The teachers went on industrial action, which was less successful because their unions are not united.
In other words, they are divided over the issue. The rejection by the employees of the employer's offer is unfortunate.
It makes neither sense nor logic, especially given the fact that it is now common cause to all that government will go ahead and "award" the employees what it has put on the table, willy-nilly.
True, the employees are mathematically correct as to what they should be earning; that government arbitrarily short-changed them using political muscle and machinations.
And yet there is no way that government can afford the salary hikes demanded by the employees.
What the workers can do is to negotiate twice yearly with the employer just as inflation will certainly continue to rise at a faster rate. One hundred percent now and 200% by January 1, 2023 would make sense.
Personally, I respect Labour minister Paul Mavima, even when he was at Primary and Secondary Education minister.
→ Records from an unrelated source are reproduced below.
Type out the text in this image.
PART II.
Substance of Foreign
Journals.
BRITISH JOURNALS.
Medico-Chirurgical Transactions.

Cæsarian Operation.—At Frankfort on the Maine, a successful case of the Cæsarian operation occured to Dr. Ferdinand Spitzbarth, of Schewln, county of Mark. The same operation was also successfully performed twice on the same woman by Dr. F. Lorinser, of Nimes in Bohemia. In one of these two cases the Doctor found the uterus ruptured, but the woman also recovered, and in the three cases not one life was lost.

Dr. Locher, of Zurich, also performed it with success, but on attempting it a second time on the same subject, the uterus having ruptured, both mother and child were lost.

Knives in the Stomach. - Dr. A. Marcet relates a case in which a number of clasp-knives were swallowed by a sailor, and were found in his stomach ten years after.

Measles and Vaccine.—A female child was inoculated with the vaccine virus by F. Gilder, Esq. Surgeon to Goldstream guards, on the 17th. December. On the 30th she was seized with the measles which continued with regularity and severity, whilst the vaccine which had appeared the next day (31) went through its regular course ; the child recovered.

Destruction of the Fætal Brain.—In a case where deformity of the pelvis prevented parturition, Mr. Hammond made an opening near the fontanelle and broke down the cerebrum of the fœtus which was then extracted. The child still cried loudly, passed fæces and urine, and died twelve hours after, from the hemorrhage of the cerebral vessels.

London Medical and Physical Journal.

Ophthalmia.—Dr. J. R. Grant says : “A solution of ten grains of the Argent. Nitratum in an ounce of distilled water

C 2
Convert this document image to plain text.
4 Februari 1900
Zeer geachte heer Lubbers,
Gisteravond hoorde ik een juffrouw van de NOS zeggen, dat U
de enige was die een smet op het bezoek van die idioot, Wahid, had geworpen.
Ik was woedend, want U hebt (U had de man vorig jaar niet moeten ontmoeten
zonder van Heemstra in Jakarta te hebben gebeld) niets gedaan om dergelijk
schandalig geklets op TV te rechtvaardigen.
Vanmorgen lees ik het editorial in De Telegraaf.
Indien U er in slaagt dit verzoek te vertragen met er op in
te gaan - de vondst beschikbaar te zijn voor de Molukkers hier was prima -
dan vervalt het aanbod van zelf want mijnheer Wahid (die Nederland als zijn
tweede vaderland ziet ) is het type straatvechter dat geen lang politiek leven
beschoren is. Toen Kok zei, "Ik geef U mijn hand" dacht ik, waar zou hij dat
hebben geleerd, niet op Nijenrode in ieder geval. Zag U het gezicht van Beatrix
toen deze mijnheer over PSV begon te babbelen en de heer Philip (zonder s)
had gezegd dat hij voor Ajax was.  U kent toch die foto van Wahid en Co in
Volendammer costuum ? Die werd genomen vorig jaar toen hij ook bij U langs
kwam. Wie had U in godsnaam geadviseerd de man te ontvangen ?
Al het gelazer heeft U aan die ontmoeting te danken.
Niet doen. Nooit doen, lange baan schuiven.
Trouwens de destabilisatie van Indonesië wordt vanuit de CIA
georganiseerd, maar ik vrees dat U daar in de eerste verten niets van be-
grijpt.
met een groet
He is humble and communicates well and effectively. The thing is that he is not working alone.
Even worse, he is not the national purse keeper, Finance minister Mthuli Ncube nor the Reserve Bank of Zimbabwe governor John Mangudya.
The two, Ncube and Mangudya, are running the economy as their personal possession.
Civil servants, especially teachers, are gradually losing their support bases and even sympathy from the general public and will consequently become more divided and lose grip.
The employer is not refusing to bend backwards in negotiations. Government is broke. Workers unions must be creative instead of pummelling the employer who is down and out.
You can't bleed a stone. True, the workers are justifiably aggrieved and deserve that which is due to them since 2018, but the manner by which they seek redress negates the process.